The tourism industry which in 2018 earned Kenya approximately Sh157 billion while employing 1.1 million Kenyans directly and indirectly is expected to experience significant losses in jobs and revenue given the measures already taken by the government in shutting down borders and restricting entry in an attempt to lock out the virus and slow down transmission.
The 30-day ban on all conferences of international nature and those that have more than 15 participants will further impact performance of this sector. Several counties including Mombasa and Nyeri counties have banned nightclubs and social gatherings, while several beaches have been closed.
Already several hotels, lodges, tour operators, restaurants, entertainment centres and recreational facilities are reporting closures, limited operations and inevitably job losses anticipated to be in their thousands.
With most countries locking out airlines from countries that have reported cases of the coronavirus; the aviation sector will also be significantly affected.
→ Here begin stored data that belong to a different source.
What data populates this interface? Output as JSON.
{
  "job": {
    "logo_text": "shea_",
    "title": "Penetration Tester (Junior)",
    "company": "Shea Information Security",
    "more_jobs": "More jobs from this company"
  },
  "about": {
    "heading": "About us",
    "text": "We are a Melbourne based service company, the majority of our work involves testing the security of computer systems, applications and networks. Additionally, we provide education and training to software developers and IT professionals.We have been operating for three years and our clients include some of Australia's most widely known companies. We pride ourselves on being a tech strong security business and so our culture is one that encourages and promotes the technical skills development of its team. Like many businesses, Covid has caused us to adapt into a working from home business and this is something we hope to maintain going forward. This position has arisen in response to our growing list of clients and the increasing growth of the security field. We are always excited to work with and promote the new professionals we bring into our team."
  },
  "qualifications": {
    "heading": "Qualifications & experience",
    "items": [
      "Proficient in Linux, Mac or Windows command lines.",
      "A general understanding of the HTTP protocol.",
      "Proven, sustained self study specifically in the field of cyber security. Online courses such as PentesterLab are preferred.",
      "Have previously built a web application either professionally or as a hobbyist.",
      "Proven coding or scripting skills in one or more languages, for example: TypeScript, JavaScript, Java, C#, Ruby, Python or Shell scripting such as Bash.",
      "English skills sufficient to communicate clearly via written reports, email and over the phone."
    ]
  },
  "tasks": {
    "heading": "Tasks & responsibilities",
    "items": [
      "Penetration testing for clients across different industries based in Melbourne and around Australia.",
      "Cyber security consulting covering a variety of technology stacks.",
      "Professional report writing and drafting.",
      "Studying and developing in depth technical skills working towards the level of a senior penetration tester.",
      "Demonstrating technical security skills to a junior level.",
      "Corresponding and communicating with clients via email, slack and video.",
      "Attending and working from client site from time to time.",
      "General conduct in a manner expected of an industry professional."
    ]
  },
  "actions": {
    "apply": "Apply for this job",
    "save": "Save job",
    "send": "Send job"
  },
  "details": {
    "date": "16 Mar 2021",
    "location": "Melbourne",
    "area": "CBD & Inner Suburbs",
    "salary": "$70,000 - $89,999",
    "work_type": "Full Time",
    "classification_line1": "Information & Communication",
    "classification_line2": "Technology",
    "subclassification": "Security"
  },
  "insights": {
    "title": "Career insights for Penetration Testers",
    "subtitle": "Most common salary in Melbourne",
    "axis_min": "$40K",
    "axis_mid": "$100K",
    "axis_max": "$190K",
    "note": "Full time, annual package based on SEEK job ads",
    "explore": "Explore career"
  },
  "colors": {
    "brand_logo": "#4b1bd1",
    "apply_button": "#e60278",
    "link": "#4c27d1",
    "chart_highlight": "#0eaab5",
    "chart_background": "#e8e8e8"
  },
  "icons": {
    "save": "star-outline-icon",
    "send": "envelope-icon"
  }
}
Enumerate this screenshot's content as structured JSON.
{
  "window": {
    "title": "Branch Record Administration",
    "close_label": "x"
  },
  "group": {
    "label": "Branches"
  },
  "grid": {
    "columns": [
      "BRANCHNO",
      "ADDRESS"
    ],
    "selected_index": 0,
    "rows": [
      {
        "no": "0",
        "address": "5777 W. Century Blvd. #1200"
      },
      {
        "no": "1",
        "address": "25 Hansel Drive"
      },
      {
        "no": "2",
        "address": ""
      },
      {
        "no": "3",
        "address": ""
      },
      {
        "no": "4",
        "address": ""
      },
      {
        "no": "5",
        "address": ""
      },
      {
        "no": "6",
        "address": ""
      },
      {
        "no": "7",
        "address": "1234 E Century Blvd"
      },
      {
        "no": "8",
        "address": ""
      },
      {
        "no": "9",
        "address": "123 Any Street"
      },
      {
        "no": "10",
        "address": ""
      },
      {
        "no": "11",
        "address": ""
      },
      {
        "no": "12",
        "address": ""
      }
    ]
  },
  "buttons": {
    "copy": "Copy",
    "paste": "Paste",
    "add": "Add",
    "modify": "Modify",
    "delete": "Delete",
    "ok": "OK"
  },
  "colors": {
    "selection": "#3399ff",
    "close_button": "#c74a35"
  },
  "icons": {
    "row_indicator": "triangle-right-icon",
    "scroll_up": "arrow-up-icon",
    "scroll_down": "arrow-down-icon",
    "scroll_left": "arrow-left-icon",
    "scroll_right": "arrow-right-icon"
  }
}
Kenya Airways for example has been forced to stop international flights and estimates that it is losing at least Sh800 million a month.
This will also have a significant hit on various sectors of the economy including importers, exporters, tourism and availability of essential goods including medicines and other supplies not to mention the knock on effect of job losses and price hikes necessitated by resultant shortages.
In the period between March 12 and 16, more than 37 cargo ships that supply goods to Kenya and the region had failed to dock at the Mombasa port, having cancelled their arrivals.
Mombasa is the gateway through which Kenya, Uganda, South Sudan, Rwanda, Burundi and parts of Tanzania, Ethiopia and the Democratic Republic of Congo import their goods.
This is likely to see a surge in prices of consumer goods including critical supplies such as medicines in the entire region. It will also impact clearing and forwarding businesses, the transport and warehousing sectors among others, which will also potentially lead to business closures and job losses.
- The writer is a Management Consultant in Nairobi.